Mean vs Median
Mean (or average) and median are statistical terms that have a somewhat similar role in terms of understanding the central tendency of a set of statistical scores. While an average has traditionally been a popular measure of a mid-point in a sample, it has the disadvantage of being affected by any single value being too high or too low compared to the rest of the sample. This is why a median is sometimes taken as a better measure of a mid point.

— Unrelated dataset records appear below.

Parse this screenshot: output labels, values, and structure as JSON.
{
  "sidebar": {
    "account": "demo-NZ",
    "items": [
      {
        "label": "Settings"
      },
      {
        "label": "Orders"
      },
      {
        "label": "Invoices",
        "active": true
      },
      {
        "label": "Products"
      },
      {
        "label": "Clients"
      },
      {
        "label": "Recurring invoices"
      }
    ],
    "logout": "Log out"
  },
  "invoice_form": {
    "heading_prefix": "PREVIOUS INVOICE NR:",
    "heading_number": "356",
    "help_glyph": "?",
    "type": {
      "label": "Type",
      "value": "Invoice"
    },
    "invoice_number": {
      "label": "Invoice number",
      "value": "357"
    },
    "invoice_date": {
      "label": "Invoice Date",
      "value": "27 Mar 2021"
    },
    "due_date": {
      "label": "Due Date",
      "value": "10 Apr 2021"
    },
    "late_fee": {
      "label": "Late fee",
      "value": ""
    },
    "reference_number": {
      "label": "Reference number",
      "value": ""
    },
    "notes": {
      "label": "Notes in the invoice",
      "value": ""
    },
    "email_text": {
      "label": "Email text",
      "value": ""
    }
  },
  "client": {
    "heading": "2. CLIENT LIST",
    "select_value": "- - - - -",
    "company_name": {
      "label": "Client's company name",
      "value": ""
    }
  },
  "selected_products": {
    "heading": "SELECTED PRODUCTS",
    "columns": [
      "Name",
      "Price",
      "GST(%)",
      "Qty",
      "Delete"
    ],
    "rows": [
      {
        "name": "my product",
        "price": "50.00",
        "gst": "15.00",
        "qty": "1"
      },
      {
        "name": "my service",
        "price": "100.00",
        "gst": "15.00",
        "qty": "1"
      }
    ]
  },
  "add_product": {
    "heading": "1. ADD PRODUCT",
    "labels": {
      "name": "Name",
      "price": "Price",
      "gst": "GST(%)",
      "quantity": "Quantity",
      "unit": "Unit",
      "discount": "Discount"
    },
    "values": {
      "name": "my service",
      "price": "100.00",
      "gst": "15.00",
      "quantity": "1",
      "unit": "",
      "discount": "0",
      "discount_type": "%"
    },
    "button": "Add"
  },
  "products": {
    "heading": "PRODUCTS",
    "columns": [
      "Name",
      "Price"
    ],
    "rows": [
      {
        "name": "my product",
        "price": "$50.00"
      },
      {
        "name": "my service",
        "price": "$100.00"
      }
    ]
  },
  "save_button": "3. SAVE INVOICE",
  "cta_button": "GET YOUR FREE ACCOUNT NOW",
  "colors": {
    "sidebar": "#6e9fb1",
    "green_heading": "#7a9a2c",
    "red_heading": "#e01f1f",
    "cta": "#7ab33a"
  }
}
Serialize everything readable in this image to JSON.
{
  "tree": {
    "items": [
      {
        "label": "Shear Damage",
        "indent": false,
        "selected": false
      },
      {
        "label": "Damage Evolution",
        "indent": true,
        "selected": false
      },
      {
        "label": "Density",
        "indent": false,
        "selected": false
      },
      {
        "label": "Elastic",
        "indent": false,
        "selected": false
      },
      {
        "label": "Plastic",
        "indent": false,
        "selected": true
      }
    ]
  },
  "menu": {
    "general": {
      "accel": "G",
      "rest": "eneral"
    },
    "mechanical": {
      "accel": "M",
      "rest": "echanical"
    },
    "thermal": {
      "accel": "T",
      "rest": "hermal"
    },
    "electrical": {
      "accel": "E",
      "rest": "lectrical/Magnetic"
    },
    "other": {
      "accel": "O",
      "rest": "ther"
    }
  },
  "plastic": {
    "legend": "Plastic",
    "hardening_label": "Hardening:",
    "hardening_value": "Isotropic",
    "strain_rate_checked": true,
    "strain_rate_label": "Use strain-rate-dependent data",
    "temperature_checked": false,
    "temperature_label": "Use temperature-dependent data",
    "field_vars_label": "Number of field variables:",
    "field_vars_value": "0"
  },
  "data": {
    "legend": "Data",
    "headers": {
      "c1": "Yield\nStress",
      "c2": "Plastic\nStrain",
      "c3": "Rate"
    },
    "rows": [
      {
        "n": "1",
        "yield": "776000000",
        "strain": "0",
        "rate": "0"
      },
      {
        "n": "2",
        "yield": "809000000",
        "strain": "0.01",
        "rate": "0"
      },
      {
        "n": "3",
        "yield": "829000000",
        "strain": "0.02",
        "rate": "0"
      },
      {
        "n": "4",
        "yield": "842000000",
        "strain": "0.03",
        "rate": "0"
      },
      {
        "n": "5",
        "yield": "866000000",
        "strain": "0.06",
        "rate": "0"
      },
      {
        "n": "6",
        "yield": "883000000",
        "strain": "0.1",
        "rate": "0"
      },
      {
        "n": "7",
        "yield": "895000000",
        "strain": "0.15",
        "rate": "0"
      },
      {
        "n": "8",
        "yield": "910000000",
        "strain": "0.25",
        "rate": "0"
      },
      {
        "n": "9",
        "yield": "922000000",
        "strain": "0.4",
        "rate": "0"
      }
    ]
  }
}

|Improve this chart||Mean||Median|
|Definition:||The mean is the arithmetic average of a set of numbers, or distribution.||The median is described as the numeric value separating the higher half of a sample, a population, or a probability distribution, from the lower half.|
|Applicability:||The mean is used for normal distributions.||The median is generally used for skewed distributions.|
|Robustness:||The mean is not a robust tool since it is largely influenced by outliers.||The median is better suited for skewed distributions to derive at central tendency since it is much more robust and sensible.|
|Expression:||The mean of a set of numbers x1, x2, ..., xn is usually denoted by x̅.||There is usually no accepted standard symbol for Median. It is popularly denoted by the letter ‘m’.|
edit Definitions of mean and median
In mathematics and statistics, the mean or the arithmetic mean of a list of numbers is the sum of the entire list divided by the number of items in the list. When it comes to symmetric distributions, the mean is probably the best measure to arrive at central tendency. In probability theory and statistics, a median is that number separating the higher half of a sample, a population, or a probability distribution, from the lower half.
edit How to calculate
The Mean or average is probably the most commonly used method of describing central tendency. A mean is computed by adding up all the values and dividing that score by the number of values. The Median is the number found at the exact middle of the set of values. A median can be computed by listing all numbers in ascending order and then locating the number in the centre of that distribution. This is applicable to an odd number list; in case of an even number of observations, there is no single middle value, so it is a usual practice to take the mean of the two middle values.
Let us say that there are nine students in a class with the following scores on a test: 2, 4, 5, 7, 8, 10, 12, 13, 83. In this case the average score (or the mean) is the sum of all the scores divided by nine. This works out to 144/9 = 16. Note that even though 16 is the arithmetic average, it is distorted by the unusually high score of 83 compared to other scores. Almost all of the students' scores are below the average. Therefore, in this case the mean is not a good representative of the central tendency of this sample.
The median, on the other hand, is the value which is such that half the scores are above it and half the scores below. So in this example, the median is 8. There are four scores below and four above the value 8. So 8 represents the mid point or the central tendency of the sample.
edit Disadvantages of Arithmetic Means and Medians
Mean is not a robust statistic tool since it cannot be applied to all distributions but is easily the most widely used statistic tool to derive the central tendency. The reason that mean cannot be applied to all distributions is because it gets unduly impacted by values in the sample that are too small to too large.
The disadvantage of median is that it is difficult to handle theoretically. There is no easy mathematical formula to calculate the median.
edit Other meanings of the words
Mean can be used as a figure of speech and holds a literary reference. It is also used to imply poor or not being great. Median, in a geometric reference, is a straight line passing from a point in the triangle to the centre of the opposite side.